Çin Dışişleri Bakanlığı Xi’nin Sırp mevkidaşı Aleksandar Vučić ile görüşmesinde iki taraf arasındaki ilişkilerin geliştirilmesini ele alacağını açıkladı.
Pekin, Sırbistan’ı Pakistan ve Kamboçya gibi sadece sınırlı sayıda en güvendiği ülkeye verdiği bir unvan olan “sağlam dost” olarak nitelendiriyor.
Stockholm Uluslararası Barış Araştırmaları Enstitüsü’ne göre Çin, 2020-2023 yılları arasında Rusya’nın ardından Sırbistan’ın en büyük ikinci silah tedarikçisi oldu.
Sırbistan şu anda FK-3 karadan havaya savunma sistemi ve CH-92A savaş uçağı kullanan tek Avrupa ülkesi ve ayrıca orta menzilli füzeler ve nakliye uçakları da tedarik edildi.
Vladisavljev, Ukrayna müdahalesinin ardından Sırbistan’da Rusya ile yakın ilişkileri teşvik etmenin daha az popüler hale geldiğini ve Çin’in doldurabileceği bir boşluk bıraktığını söyledi.
“Sırbistan [gezi için] güvenli bir seçim,” dedi ve ekledi: “Çin Devlet Başkanı’nın sıcak bir şekilde karşılanacağı dost bir ülkeye ziyaret olması bekleniyor.”
İki tarafın “elde edilen kilometre taşlarını kutlamasının” beklendiğini, aynı zamanda yeni bir ortak proje açıklamalarının da beklendiğini söyledi.
Ayrıca Vučić’in Xi’nin son yılların en yüksek profilli ziyaretlerinden biri olarak tanımladığı ziyaretini iç politikada çok ihtiyaç duyulan bir “kazanım” elde etmek için kullanmasını bekliyor.
Xi’ye göre bunun nedeni “başta Kosova ile ilişkilerden kaynaklananlar olmak üzere kayıp olarak görülen bazı senaryoların gelişmesi”.
Son aylarda Kosova’da etnik Arnavutlar ve Sırplar arasında yaşanan çatışmalar nedeniyle tansiyon yükseliyor.
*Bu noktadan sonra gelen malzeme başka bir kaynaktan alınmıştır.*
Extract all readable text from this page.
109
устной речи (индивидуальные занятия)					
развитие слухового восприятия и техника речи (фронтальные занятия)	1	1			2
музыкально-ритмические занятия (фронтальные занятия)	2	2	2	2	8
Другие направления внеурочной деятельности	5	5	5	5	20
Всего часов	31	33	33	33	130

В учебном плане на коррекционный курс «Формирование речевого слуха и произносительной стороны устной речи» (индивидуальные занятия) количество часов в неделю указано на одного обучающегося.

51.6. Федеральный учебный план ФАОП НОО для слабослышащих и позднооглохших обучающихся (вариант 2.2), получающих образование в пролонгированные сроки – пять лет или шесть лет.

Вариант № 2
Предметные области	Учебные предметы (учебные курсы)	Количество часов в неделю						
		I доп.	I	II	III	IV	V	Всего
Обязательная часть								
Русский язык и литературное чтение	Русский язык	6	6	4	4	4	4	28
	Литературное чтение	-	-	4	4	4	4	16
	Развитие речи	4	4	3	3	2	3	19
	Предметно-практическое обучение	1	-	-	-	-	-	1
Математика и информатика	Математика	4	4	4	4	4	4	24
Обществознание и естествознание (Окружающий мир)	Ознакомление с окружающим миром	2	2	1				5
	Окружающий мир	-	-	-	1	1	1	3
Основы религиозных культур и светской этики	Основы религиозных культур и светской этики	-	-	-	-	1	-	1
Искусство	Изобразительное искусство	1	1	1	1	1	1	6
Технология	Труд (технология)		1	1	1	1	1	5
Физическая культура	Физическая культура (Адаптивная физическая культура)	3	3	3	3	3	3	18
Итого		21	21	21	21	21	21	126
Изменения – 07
Ekim ayında NATO, Belgrad’ın “yalan” olarak nitelendirdiği Sırbistan’ın sınıra güç yığdığına dair haberlerin ardından daha fazla asker konuşlandırdı.
Bu arada Sırbistan, Kosova’nın bağımsızlığının tanınması anlamına geleceği endişesiyle Avrupa Konseyi gibi uluslararası kurumlara katılması için Avrupa çapında verilen geniş desteğe karşı koymaya çalışıyor.
Diğer yandan iki ülke arasındaki ekonomik bağlar da güçlü; Sırbistan’ın resmi rakamlarına göre Çin, Almanya’nın ardından Sırbistan’ın en büyük ikinci ticaret ortağı.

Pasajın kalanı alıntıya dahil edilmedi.